One way to reach into the military community is to reach out to your local chapter of the Association of the United States Army (AUSA). AUSA is a private non-profit organization that supports Army causes. Ask how your dealership could effectively get involved with the Military base community that your dealership serves. They can help you get the name out and let personnel know that you are there to serve.
“Credibility is everything,” noted Ron Taylor, president of the AUSA Fourth Region (Texas, Oklahoma, Arkansas, and Louisiana). “Once you’ve lost it, you won’t ever recover.”
Marketing Messages to Military Members
Because of the sizeable spending power of the active-duty military and their families, they are often the target of scammers that hound military veterans and retirees with franchise “opportunities” or real estate “deals,” causing many in the military community to view some special military promotions with suspicion.
The solution is to keep your promotion honest and straightforward by offering a discount and a sincere “Thank you for your service.”
The Power Of Word Of Mouth
According to surveys, 76% of the military community say they learn about military discounts and special offers from word-of-mouth.
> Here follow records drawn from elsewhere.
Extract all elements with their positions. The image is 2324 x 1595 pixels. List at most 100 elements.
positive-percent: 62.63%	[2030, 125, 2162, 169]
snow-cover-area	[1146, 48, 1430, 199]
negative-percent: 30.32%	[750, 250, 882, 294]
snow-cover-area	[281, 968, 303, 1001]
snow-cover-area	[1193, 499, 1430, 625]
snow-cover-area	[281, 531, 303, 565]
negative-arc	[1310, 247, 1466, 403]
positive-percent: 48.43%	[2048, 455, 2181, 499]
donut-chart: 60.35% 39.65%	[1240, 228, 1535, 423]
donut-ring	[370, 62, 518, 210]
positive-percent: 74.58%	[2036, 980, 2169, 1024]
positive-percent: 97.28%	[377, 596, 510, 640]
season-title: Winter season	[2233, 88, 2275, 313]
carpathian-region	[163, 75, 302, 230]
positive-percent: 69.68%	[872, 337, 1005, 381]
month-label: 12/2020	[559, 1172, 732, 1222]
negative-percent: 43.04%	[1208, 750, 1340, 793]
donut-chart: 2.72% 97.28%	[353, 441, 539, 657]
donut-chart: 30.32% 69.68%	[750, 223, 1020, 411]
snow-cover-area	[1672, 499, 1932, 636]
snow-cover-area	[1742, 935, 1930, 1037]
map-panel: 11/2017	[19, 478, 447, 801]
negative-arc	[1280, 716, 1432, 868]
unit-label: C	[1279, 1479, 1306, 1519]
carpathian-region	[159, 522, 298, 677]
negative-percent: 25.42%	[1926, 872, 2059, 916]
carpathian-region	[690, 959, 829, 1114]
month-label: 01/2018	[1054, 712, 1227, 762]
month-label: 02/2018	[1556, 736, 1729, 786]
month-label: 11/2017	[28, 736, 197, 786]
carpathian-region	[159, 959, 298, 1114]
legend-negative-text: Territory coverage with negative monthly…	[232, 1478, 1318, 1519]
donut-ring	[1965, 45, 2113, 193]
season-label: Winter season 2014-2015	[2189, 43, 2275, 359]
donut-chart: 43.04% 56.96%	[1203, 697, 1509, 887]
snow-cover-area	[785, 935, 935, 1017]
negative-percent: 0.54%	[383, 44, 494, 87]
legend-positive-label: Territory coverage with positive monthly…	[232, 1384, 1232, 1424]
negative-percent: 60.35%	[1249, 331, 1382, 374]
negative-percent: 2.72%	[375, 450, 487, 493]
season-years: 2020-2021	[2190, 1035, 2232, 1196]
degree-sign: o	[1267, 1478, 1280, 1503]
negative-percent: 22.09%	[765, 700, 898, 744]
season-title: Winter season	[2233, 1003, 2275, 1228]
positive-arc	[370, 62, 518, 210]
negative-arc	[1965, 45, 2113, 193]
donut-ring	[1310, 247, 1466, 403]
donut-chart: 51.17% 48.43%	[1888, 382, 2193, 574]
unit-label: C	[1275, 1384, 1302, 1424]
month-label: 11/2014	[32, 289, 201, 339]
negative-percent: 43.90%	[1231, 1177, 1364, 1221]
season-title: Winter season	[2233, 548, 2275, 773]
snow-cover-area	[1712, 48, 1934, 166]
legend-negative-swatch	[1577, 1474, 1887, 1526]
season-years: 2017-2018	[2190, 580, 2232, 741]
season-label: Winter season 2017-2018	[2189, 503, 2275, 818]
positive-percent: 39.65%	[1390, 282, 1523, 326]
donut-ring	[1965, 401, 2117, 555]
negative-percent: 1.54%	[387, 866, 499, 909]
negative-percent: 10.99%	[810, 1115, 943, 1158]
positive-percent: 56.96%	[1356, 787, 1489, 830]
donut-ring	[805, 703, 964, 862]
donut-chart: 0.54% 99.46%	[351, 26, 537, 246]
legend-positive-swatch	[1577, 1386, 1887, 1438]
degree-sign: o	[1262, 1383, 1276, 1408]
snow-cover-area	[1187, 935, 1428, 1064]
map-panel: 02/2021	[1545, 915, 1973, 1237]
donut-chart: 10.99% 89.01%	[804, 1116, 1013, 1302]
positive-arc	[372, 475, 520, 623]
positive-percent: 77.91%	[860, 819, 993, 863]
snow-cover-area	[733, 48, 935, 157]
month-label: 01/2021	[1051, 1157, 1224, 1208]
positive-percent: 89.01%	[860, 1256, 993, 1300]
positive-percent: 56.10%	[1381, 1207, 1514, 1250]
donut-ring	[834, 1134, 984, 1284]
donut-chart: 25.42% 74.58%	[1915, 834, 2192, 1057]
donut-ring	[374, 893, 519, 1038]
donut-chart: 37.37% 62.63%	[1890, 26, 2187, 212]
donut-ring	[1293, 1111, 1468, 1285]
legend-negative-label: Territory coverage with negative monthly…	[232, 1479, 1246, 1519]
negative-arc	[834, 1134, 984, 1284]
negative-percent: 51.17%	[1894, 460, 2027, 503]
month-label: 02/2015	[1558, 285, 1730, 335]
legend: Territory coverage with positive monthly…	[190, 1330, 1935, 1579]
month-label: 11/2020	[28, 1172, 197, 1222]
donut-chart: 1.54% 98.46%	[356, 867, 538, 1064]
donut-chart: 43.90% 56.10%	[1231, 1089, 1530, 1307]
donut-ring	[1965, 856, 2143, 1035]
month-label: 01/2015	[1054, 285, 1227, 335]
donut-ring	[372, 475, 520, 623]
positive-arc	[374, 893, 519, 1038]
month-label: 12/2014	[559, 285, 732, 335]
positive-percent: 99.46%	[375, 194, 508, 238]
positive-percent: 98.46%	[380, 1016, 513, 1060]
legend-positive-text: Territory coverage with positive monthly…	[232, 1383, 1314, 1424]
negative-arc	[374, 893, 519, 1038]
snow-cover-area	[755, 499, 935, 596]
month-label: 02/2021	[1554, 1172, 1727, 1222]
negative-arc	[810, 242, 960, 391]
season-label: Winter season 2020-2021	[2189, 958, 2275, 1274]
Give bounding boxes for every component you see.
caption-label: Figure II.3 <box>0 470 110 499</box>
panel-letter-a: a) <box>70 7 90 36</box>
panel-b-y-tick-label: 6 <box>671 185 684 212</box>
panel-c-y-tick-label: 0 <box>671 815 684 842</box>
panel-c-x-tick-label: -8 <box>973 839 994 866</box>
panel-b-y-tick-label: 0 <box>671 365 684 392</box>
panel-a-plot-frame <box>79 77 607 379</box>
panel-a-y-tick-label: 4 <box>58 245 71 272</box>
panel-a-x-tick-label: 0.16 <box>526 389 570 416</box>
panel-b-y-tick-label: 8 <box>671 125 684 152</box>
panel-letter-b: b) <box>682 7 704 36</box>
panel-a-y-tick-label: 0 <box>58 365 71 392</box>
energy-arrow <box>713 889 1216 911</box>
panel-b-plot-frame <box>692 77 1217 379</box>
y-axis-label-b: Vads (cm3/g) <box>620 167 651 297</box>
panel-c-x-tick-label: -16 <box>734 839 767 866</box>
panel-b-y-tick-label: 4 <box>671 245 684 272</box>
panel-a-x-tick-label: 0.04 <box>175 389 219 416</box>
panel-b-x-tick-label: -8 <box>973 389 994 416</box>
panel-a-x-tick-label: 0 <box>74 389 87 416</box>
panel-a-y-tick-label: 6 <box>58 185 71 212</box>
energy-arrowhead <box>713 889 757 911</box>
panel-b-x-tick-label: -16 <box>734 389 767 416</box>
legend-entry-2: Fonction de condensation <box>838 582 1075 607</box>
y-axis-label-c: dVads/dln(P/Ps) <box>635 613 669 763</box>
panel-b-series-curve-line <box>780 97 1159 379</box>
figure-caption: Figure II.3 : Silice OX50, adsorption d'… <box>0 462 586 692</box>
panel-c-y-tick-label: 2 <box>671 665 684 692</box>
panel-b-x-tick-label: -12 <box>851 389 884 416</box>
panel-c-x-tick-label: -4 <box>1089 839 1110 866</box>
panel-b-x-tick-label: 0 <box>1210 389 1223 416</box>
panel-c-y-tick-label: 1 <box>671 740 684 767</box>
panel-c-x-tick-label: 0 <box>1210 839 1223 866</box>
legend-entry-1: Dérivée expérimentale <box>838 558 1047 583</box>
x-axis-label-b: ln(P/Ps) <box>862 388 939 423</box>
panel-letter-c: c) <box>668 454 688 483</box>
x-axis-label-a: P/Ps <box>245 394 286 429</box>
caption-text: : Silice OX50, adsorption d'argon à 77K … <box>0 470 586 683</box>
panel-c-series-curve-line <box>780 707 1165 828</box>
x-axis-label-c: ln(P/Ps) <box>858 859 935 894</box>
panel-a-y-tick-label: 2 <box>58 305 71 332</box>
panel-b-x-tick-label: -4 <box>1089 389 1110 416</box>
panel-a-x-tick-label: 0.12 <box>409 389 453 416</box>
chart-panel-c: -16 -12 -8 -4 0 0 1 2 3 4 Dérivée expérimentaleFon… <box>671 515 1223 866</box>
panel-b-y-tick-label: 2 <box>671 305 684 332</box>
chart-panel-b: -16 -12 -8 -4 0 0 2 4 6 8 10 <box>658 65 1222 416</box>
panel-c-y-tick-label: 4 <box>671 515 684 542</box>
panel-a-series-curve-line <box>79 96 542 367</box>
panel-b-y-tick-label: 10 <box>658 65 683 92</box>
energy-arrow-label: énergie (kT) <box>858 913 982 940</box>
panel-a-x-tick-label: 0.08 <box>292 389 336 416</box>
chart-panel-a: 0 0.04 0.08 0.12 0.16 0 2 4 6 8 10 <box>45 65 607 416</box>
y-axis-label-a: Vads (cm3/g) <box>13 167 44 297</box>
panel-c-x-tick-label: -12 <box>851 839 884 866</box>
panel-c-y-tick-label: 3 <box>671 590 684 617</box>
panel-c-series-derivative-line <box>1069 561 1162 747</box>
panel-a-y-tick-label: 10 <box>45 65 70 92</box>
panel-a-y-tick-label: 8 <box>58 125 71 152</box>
Print ads account for only 30% of awareness building. Military members have close-knit social connections, and you can leverage the power of word-of-mouth within this community. Members of the military community have strong bonds and trust each other’s opinions. This is why, when marketing to the military, your offers and promotions must be thoughtful and generous.
Connecting your dealership to a steady pool of newly-transplanted soldiers who are often making their first real steady paycheck could be a viable revenue source for any dealership willing to put in the work to make the right inroads. But once those connections are made and those pathways established, the investment will pay off.